Both gene ID and transcript ID are acceptable.

–scalefactor

Input TIS scale factor of group 2/1 instead of auto calculate. Not log value.

–rnascale

Input RNASeq scale factor of group 2/1 instead of auto calculate. Not log value.

–export EXPORT

Export count table for differential analysis with other tools. Especially for replicated data.

–plotout PLOTOUT

Scatter plot output pdf file.

–figsize FIGSIZE

Scatter plot figure size. Default: 8,8.

-f FOLDCHANGE

Minimum fold change threshold. Default: 1.5.

–ipth IPTH

Input TIS p value threshold. Default: 0.05.

–iqth IQTH

Input TIS q value threshold. Default: 0.05.

–opth OPTH

Output TIS diff p value threshold. Default: 0.05.

–oqth OQTH

Output TIS diff q value threshold. Default: 0.05.

-p NUMPROC

Number of processes. Default: 1

-v/–verbose

Increase output verbosity.

Output files

OUTPUT

The output is a txt file all differential TIS results that fit the thresholds. Some of the columns are:

FoldChange:Fold change (2/1) value after normalization
DiffPvalue:Binomial differential test p-value, one tailed.
DiffQvalue:BH correction q-value of DiffPvalue
EXPORT

The export table is generated using `--export` option. It is also automatically generated when the input data has replicated samples. It is a txt file with raw TIS counts for each predicted TIS. The format of TIS id is ‘TransID_Start_GenomePos’

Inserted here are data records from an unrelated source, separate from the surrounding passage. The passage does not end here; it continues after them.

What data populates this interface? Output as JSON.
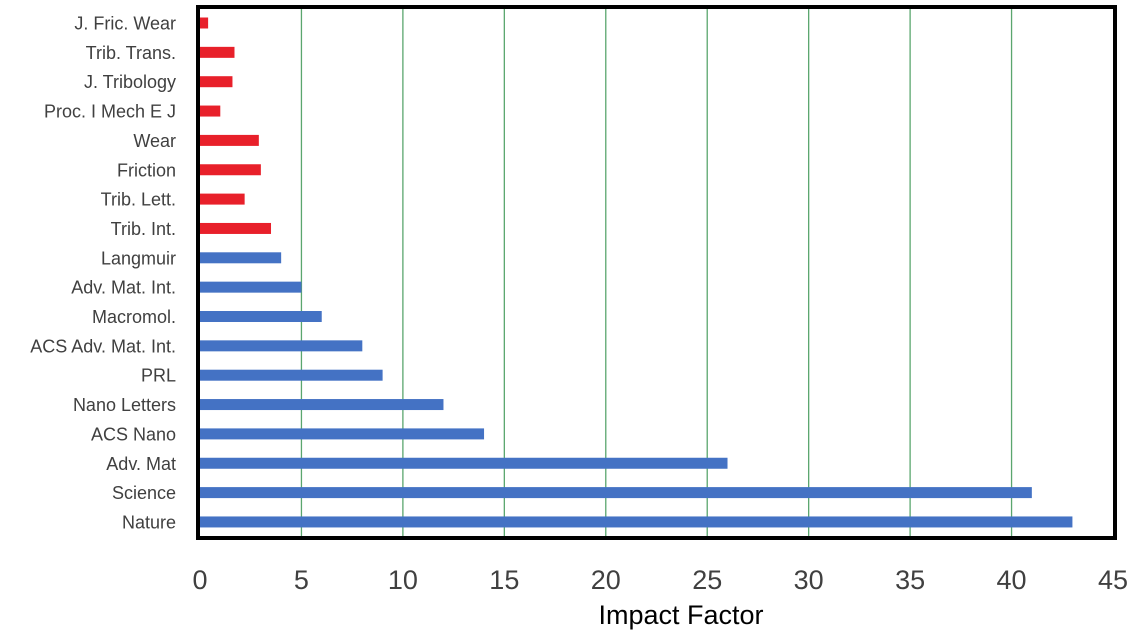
{
  "chart_data": {
    "type": "bar",
    "orientation": "horizontal",
    "title": "",
    "xlabel": "Impact Factor",
    "ylabel": "",
    "xlim": [
      0,
      45
    ],
    "xticks": [
      0,
      5,
      10,
      15,
      20,
      25,
      30,
      35,
      40,
      45
    ],
    "grid": "vertical",
    "legend": "none",
    "categories": [
      "J. Fric. Wear",
      "Trib. Trans.",
      "J. Tribology",
      "Proc. I Mech E J",
      "Wear",
      "Friction",
      "Trib. Lett.",
      "Trib. Int.",
      "Langmuir",
      "Adv. Mat. Int.",
      "Macromol.",
      "ACS Adv. Mat. Int.",
      "PRL",
      "Nano Letters",
      "ACS Nano",
      "Adv. Mat",
      "Science",
      "Nature"
    ],
    "values": [
      0.4,
      1.7,
      1.6,
      1.0,
      2.9,
      3.0,
      2.2,
      3.5,
      4.0,
      5.0,
      6.0,
      8.0,
      9.0,
      12.0,
      14.0,
      26.0,
      41.0,
      43.0
    ],
    "bar_colors": [
      "#e8202a",
      "#e8202a",
      "#e8202a",
      "#e8202a",
      "#e8202a",
      "#e8202a",
      "#e8202a",
      "#e8202a",
      "#4472c4",
      "#4472c4",
      "#4472c4",
      "#4472c4",
      "#4472c4",
      "#4472c4",
      "#4472c4",
      "#4472c4",
      "#4472c4",
      "#4472c4"
    ],
    "colors": {
      "tribology": "#e8202a",
      "general": "#4472c4",
      "gridline": "#5aa66e",
      "frame": "#000000",
      "text": "#404040"
    }
  }
}
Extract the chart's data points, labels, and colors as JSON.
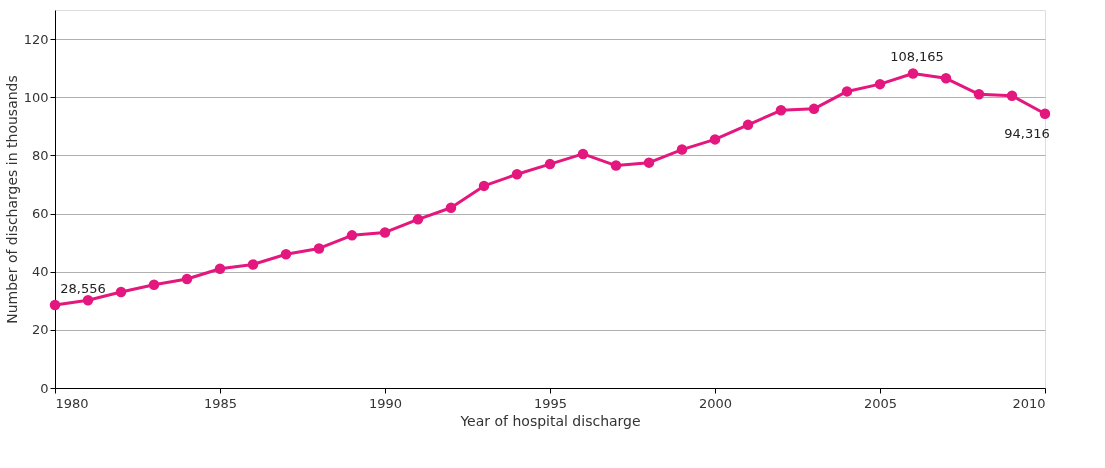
{
  "chart_data": {
    "type": "line",
    "xlabel": "Year of hospital discharge",
    "ylabel": "Number of discharges in thousands",
    "x": [
      1980,
      1981,
      1982,
      1983,
      1984,
      1985,
      1986,
      1987,
      1988,
      1989,
      1990,
      1991,
      1992,
      1993,
      1994,
      1995,
      1996,
      1997,
      1998,
      1999,
      2000,
      2001,
      2002,
      2003,
      2004,
      2005,
      2006,
      2007,
      2008,
      2009,
      2010
    ],
    "series": [
      {
        "color": "#e3177d",
        "values": [
          28.556,
          30.2,
          33,
          35.5,
          37.5,
          41,
          42.5,
          46,
          48,
          52.5,
          53.5,
          58,
          62,
          69.5,
          73.5,
          77,
          80.5,
          76.5,
          77.5,
          82,
          85.5,
          90.5,
          95.5,
          96,
          102,
          104.5,
          108.165,
          106.5,
          101,
          100.5,
          94.316
        ]
      }
    ],
    "xlim": [
      1980,
      2010
    ],
    "xticks": [
      1980,
      1985,
      1990,
      1995,
      2000,
      2005,
      2010
    ],
    "ylim": [
      0,
      130
    ],
    "yticks": [
      0,
      20,
      40,
      60,
      80,
      100,
      120
    ],
    "grid": "y",
    "marker": "circle",
    "line_style": "solid",
    "annotations": [
      {
        "text": "28,556",
        "x": 1980,
        "y": 28.556
      },
      {
        "text": "108,165",
        "x": 2006,
        "y": 108.165
      },
      {
        "text": "94,316",
        "x": 2010,
        "y": 94.316
      }
    ]
  }
}
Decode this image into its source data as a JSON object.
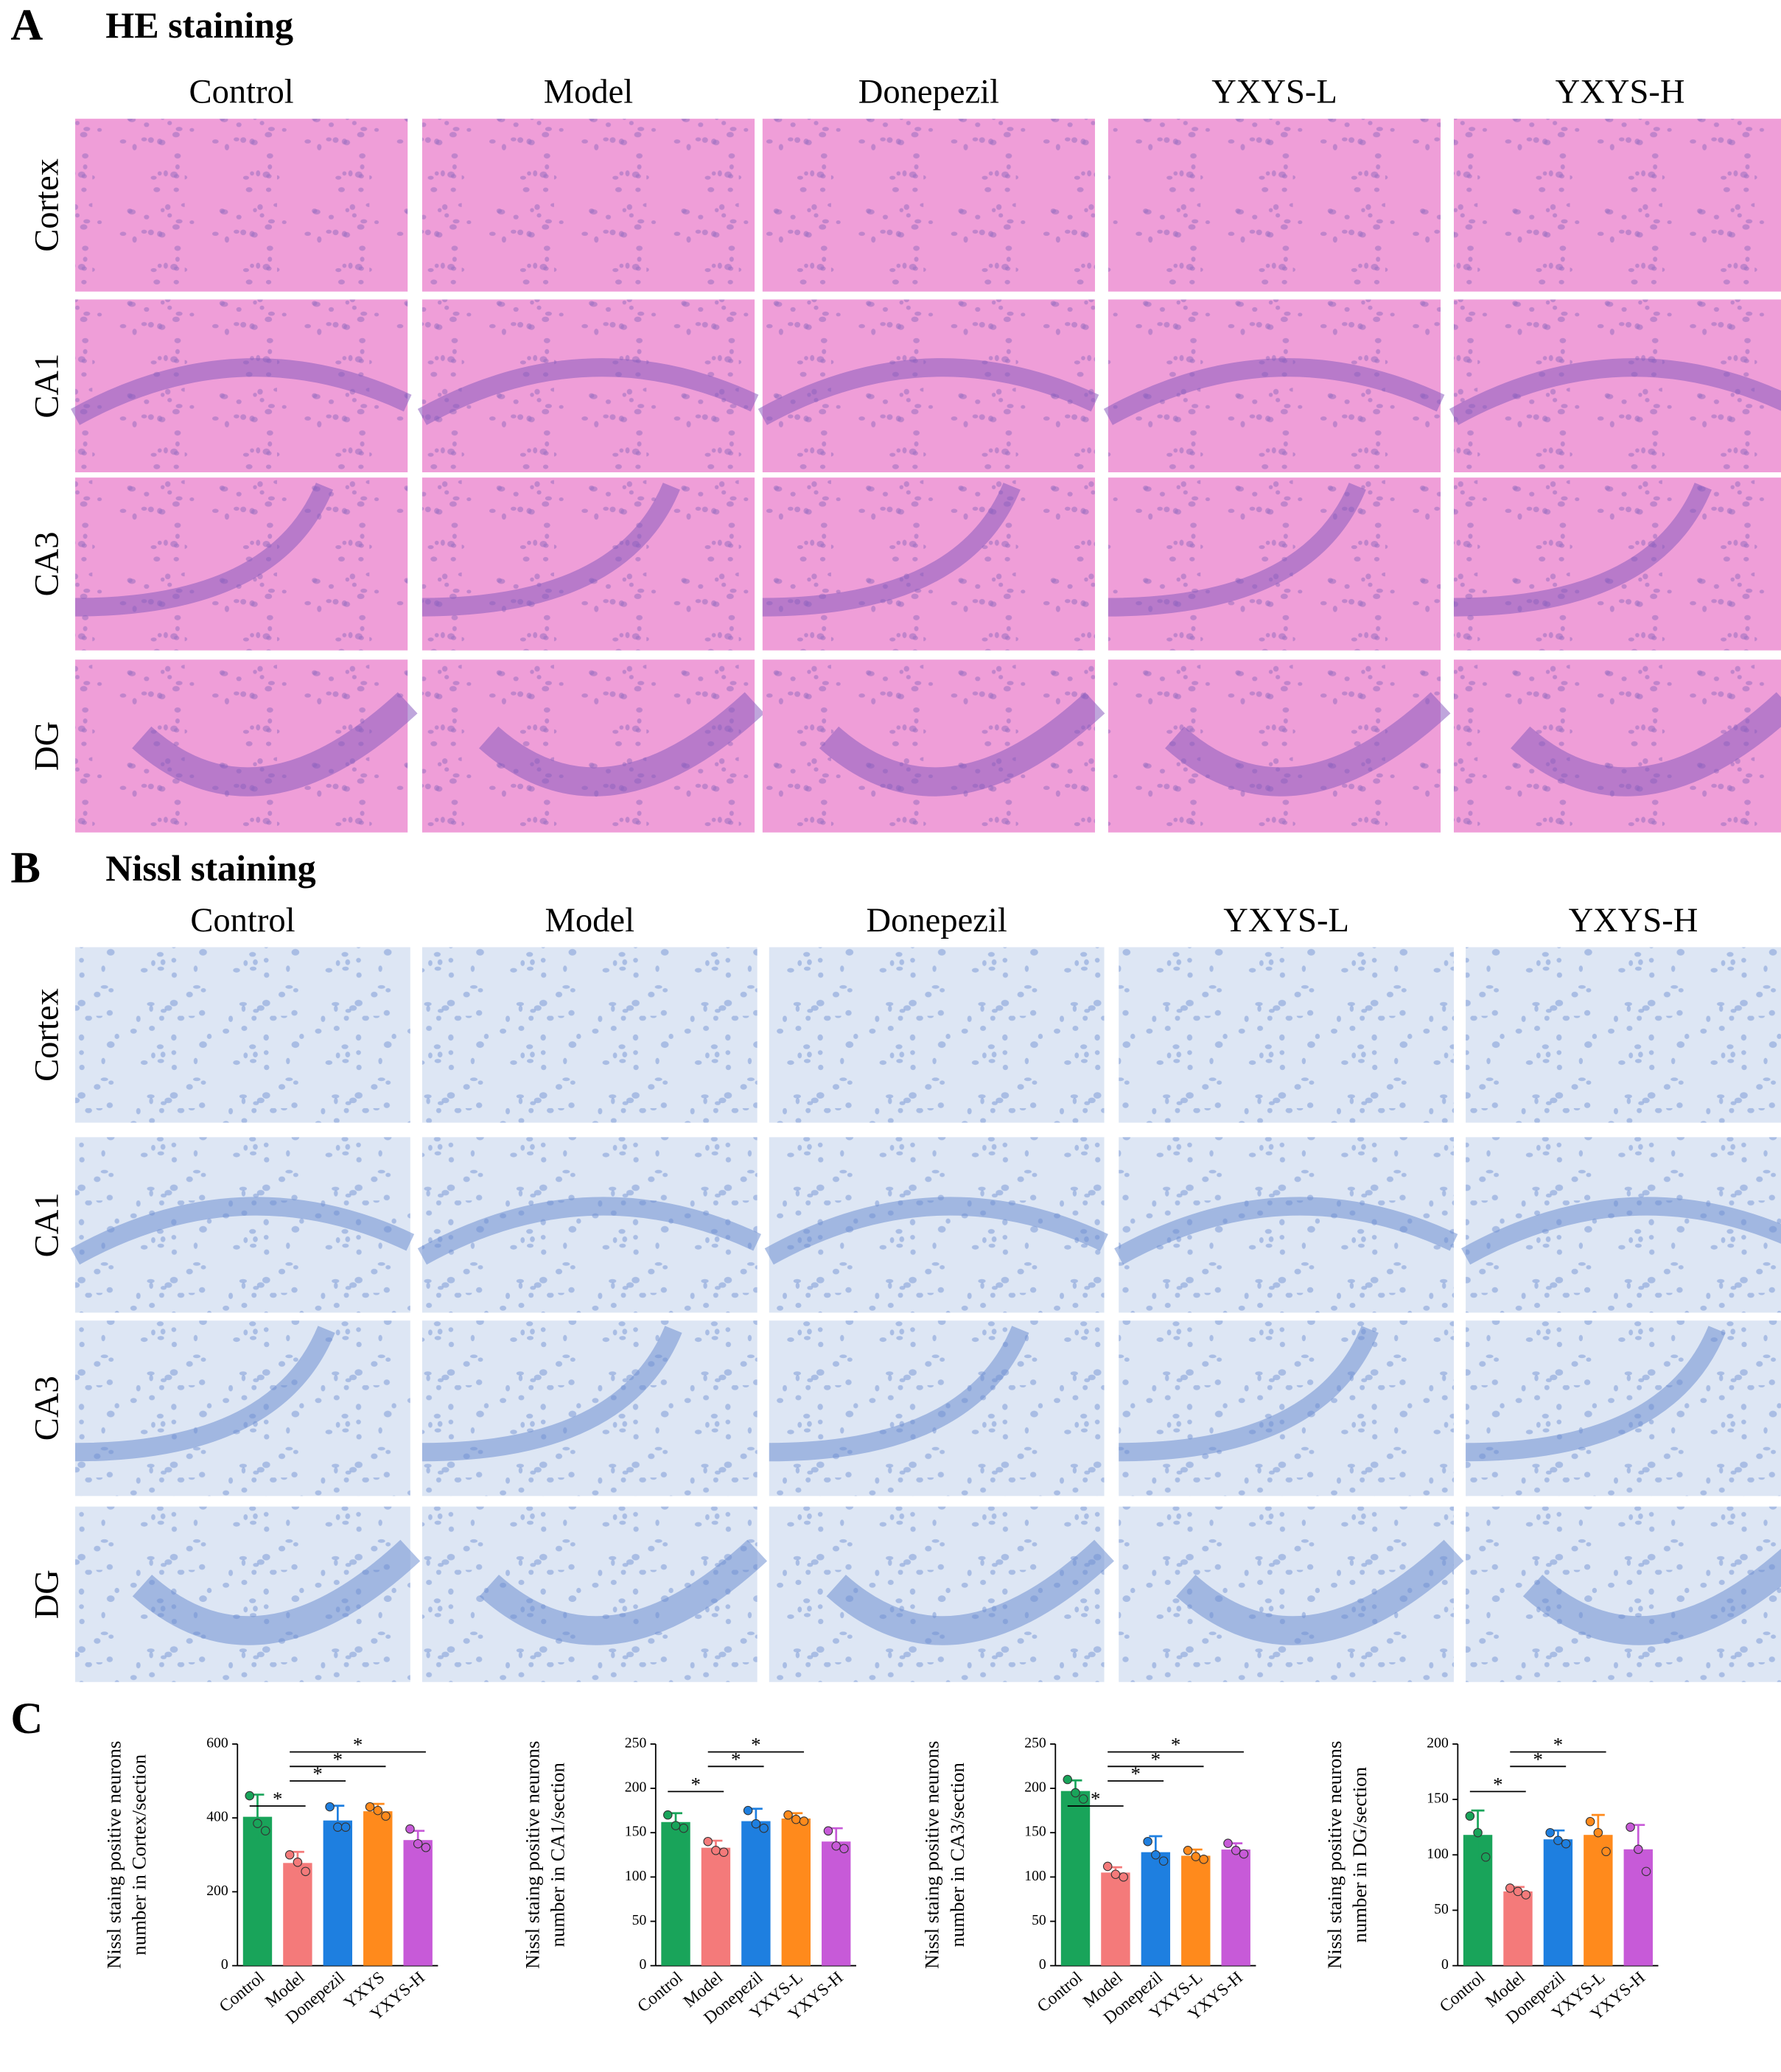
{
  "panel_a": {
    "label": "A",
    "title": "HE staining",
    "columns": [
      "Control",
      "Model",
      "Donepezil",
      "YXYS-L",
      "YXYS-H"
    ],
    "rows": [
      "Cortex",
      "CA1",
      "CA3",
      "DG"
    ]
  },
  "panel_b": {
    "label": "B",
    "title": "Nissl staining",
    "columns": [
      "Control",
      "Model",
      "Donepezil",
      "YXYS-L",
      "YXYS-H"
    ],
    "rows": [
      "Cortex",
      "CA1",
      "CA3",
      "DG"
    ]
  },
  "panel_c": {
    "label": "C"
  },
  "chart_data": [
    {
      "type": "bar",
      "y_label": [
        "Nissl staing positive neurons",
        "number in Cortex/section"
      ],
      "categories": [
        "Control",
        "Model",
        "Donepezil",
        "YXYS",
        "YXYS-H"
      ],
      "values": [
        403,
        278,
        393,
        418,
        340
      ],
      "errors": [
        60,
        30,
        40,
        20,
        25
      ],
      "points": [
        [
          460,
          385,
          365
        ],
        [
          300,
          280,
          255
        ],
        [
          430,
          375,
          375
        ],
        [
          430,
          420,
          405
        ],
        [
          370,
          330,
          320
        ]
      ],
      "colors": [
        "#19a45a",
        "#f47a7a",
        "#1e7fe0",
        "#ff8a1c",
        "#c75ad8"
      ],
      "ylim": [
        0,
        600
      ],
      "yticks": [
        0,
        200,
        400,
        600
      ],
      "significance": [
        {
          "between": [
            0,
            1
          ],
          "label": "*"
        },
        {
          "between": [
            1,
            2
          ],
          "label": "*"
        },
        {
          "between": [
            1,
            3
          ],
          "label": "*"
        },
        {
          "between": [
            1,
            4
          ],
          "label": "*"
        }
      ]
    },
    {
      "type": "bar",
      "y_label": [
        "Nissl staing positive neurons",
        "number in CA1/section"
      ],
      "categories": [
        "Control",
        "Model",
        "Donepezil",
        "YXYS-L",
        "YXYS-H"
      ],
      "values": [
        162,
        133,
        163,
        166,
        140
      ],
      "errors": [
        10,
        8,
        14,
        6,
        15
      ],
      "points": [
        [
          170,
          158,
          155
        ],
        [
          140,
          130,
          128
        ],
        [
          175,
          160,
          155
        ],
        [
          170,
          165,
          163
        ],
        [
          152,
          135,
          132
        ]
      ],
      "colors": [
        "#19a45a",
        "#f47a7a",
        "#1e7fe0",
        "#ff8a1c",
        "#c75ad8"
      ],
      "ylim": [
        0,
        250
      ],
      "yticks": [
        0,
        50,
        100,
        150,
        200,
        250
      ],
      "significance": [
        {
          "between": [
            0,
            1
          ],
          "label": "*"
        },
        {
          "between": [
            1,
            2
          ],
          "label": "*"
        },
        {
          "between": [
            1,
            3
          ],
          "label": "*"
        }
      ]
    },
    {
      "type": "bar",
      "y_label": [
        "Nissl staing positive neurons",
        "number in CA3/section"
      ],
      "categories": [
        "Control",
        "Model",
        "Donepezil",
        "YXYS-L",
        "YXYS-H"
      ],
      "values": [
        197,
        105,
        128,
        124,
        131
      ],
      "errors": [
        12,
        6,
        18,
        7,
        7
      ],
      "points": [
        [
          210,
          195,
          188
        ],
        [
          112,
          103,
          100
        ],
        [
          140,
          125,
          118
        ],
        [
          130,
          123,
          120
        ],
        [
          138,
          130,
          126
        ]
      ],
      "colors": [
        "#19a45a",
        "#f47a7a",
        "#1e7fe0",
        "#ff8a1c",
        "#c75ad8"
      ],
      "ylim": [
        0,
        250
      ],
      "yticks": [
        0,
        50,
        100,
        150,
        200,
        250
      ],
      "significance": [
        {
          "between": [
            0,
            1
          ],
          "label": "*"
        },
        {
          "between": [
            1,
            2
          ],
          "label": "*"
        },
        {
          "between": [
            1,
            3
          ],
          "label": "*"
        },
        {
          "between": [
            1,
            4
          ],
          "label": "*"
        }
      ]
    },
    {
      "type": "bar",
      "y_label": [
        "Nissl staing positive neurons",
        "number in DG/section"
      ],
      "categories": [
        "Control",
        "Model",
        "Donepezil",
        "YXYS-L",
        "YXYS-H"
      ],
      "values": [
        118,
        67,
        114,
        118,
        105
      ],
      "errors": [
        22,
        4,
        8,
        18,
        22
      ],
      "points": [
        [
          135,
          120,
          98
        ],
        [
          70,
          67,
          64
        ],
        [
          120,
          113,
          110
        ],
        [
          130,
          120,
          103
        ],
        [
          125,
          105,
          85
        ]
      ],
      "colors": [
        "#19a45a",
        "#f47a7a",
        "#1e7fe0",
        "#ff8a1c",
        "#c75ad8"
      ],
      "ylim": [
        0,
        200
      ],
      "yticks": [
        0,
        50,
        100,
        150,
        200
      ],
      "significance": [
        {
          "between": [
            0,
            1
          ],
          "label": "*"
        },
        {
          "between": [
            1,
            2
          ],
          "label": "*"
        },
        {
          "between": [
            1,
            3
          ],
          "label": "*"
        }
      ]
    }
  ]
}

For replicated data, Ribo-TISH provided R scripts to call differential TISs using edgeR or DESeq2.

Example for edgeR:

Rscript path_to_scripts/tisdiff_edgeR.r tisdiff_export.txt 3 4 tisdiff_edgeR_output.txt

For DESeq2:

Rscript path_to_scripts/tisdiff_DESeq2.r tisdiff_export.txt 3 4 tisdiff_DESeq2_output.txt

3 and 4 are number of replicates in each condition.

If `--rnaseq` is provided, the RNASeq counts of genes/transcripts for the TISs are also provided in the export table. However, the analysis for RNASeq referenced differential TIS efficiency analysis with replicate data is currently unavailable.